As you may have read in my most recent post, I want to really focus on my running with great intentionality this year. I want to get faster. To that end, over the last two weeks, I can gotten down a really good running schedule:
Mondays: Speed work. Last Monday I did an interval run, fartlek style, with a 10:00 mile "base pace" and then fast runs at 8:57. I did this on the treadmill, which was good for keeping pace. This Monday I did an interval treadmill workout, HIIT-style, where I incorporated speed and hills and took walk breaks to recover.
Wednesdays: Hills. Last week I did hill repeats on the treadmill again (thought I think hills are best done outside). I did eight hills at 10:31 pace and 5.0 incline. I did one minute up and one minute "down" to recover. This week, I decided to not do hills since I had done so many on Monday. I had a very exciting run outside where I ran super fast all thanks to being very focused and using my fancy watch (more on that later). I did a mile warm-up, a mile with random intervals, and then the last mile basically as fast as I could.
Fridays or Saturday: Long run. I haven't been doing many long long runs lately, so I did 5 miles last Friday and 5.5 miles this Friday. I'm trying to do these runs a little faster than I used to and focus carefully on form! I was a little tired on today's run from my intense effort on Wednesday, but this was good in a way because it let me practice my mental toughness. I kept persevering through the run, telling myself, "You can do it." It worked -- I was able to finish strong.

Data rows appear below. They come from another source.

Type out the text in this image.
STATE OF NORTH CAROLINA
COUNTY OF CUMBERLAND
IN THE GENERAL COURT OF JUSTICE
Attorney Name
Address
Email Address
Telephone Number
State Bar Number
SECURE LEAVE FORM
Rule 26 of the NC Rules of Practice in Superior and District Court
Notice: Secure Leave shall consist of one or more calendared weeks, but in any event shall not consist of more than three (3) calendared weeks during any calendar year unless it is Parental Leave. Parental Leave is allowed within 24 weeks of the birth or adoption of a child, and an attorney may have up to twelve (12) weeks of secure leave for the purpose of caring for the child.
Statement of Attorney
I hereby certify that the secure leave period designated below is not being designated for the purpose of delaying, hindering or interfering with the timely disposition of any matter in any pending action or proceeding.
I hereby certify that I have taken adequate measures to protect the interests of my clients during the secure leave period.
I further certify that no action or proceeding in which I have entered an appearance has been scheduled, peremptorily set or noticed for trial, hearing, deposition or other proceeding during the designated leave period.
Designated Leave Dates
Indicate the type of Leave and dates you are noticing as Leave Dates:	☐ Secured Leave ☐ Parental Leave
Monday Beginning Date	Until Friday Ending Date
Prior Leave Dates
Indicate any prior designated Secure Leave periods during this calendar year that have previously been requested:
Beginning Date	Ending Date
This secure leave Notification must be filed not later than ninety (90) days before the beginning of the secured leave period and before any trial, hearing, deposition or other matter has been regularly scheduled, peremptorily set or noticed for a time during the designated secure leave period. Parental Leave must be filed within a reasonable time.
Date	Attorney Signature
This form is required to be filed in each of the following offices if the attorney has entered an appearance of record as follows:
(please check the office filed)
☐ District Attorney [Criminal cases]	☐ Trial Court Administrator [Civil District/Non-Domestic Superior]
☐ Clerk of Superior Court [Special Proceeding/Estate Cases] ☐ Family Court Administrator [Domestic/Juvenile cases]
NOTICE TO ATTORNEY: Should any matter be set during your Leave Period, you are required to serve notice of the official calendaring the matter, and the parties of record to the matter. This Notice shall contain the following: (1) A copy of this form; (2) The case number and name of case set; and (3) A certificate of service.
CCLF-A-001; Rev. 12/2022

So the GPS watch. I took the Nike+ Sportwatch out for its first go on Wednesday. I used to bring my cell on my runs and track myself that way using the Nike+ app and listening to music. With my focus on speed, I didn't want to have to carry anything on my runs, and I didn't want to listen to music -- I wanted 100% of my focus on my running -- speed, form, effort. In this way the watch was great!
It was easy to get the watch up and running (no pun intended) quickly. In the box, you got the following items:
- GPS watch
- Senor pod: For putting in Nike shoes -- this doubles to track your movements if you're out of range of the GPS)
- USB cord: For uploading data to the Nike+ website and charging the watch
- Directions booklet
The watch's functions include:
- Average pace
- Time elapsed
- Laps (tracked via a tap function on the screen)
- Stop watch
- History and Records
The watch is very easy to use with only three buttons. Two for up and down, and one for select.
It's easy to get started running. Put the watch on your wrist, select "run" on the menu, let the GPS sync (which takes only a few seconds), and you're good to go.
The watch lets you chose what data you want to see on the main screen. There are two main areas where you can see data: a smaller display on the top, where you can scroll through data as your run using the up and down buttons, and a larger main display. You can make these customization using the Nike+ console when you plug your watch into the computer.
For my large display, I chose to see distance. For the main metric for the smaller display, I chose to see current pace, since this is what I am most focused on. Other popular options for the smaller display might be time elapsed or average pace. I have those metrics, plus a few others as options for viewing on the top menu -- I would just have to scroll to see them using the side buttons.
The watch also has functions for tracking laps and a stop watch. These two features use the tap technology. In order to track, you tap once on the screen to start and once to stop. This is also the method for activating the backlight. You have to tap briskly and firmly. The watch is not a touch screen. It took me a little while to get the hang of this, and it might be frustrating for tracking laps. I will need to practice this a bit more.
When you plug in your watch after a run, you get an entire host of data from the Nike+ website. A word of warning: the Nike+ website seems to have trouble with Chrome. Why a world-class company like Nike can't get their site to work on Chrome is beyond me. Firefox works fine though.
The data you get from Nike+ includes:
- Route tracking
- Distance, time, calories, and NikeFuel (Nike's proprietary method of measuring movement for all activities)
- Notes section
The map tracking your route and the pace and elevation sections are interactive. You can move your mouse along the pace chart, for instance and see where you were on your route and what the pace was. It was interesting to track the intervals I ran on the pace chart. Both this and the splits section are my favorite parts. It's important to note that this same data is available if you are using the Nike+ app on your cell phone.
At a first glance, I really enjoy the Nike+ Sportwatch. I like it's ease of use, how it allows for customization, and the easy to read display, which gives me what I need to know at a glance on my run.
This goes without saying, but I also like that it's on my wrist -- no need to carry my cell anymore. I can really concentrate on running as hard as I can and use my watch to easily track my results. The Nike+ Sportwatch looks to be an excellent tool for running.
At $140, it's a good choice for someone just getting into GPS watching. It might not have all the bells and whistles of a $400 watch, but it gives you what you need, and it provides it well and efficiently. I am excited to continue using the Nike+ GPS watch to track my progress as I continue with my training.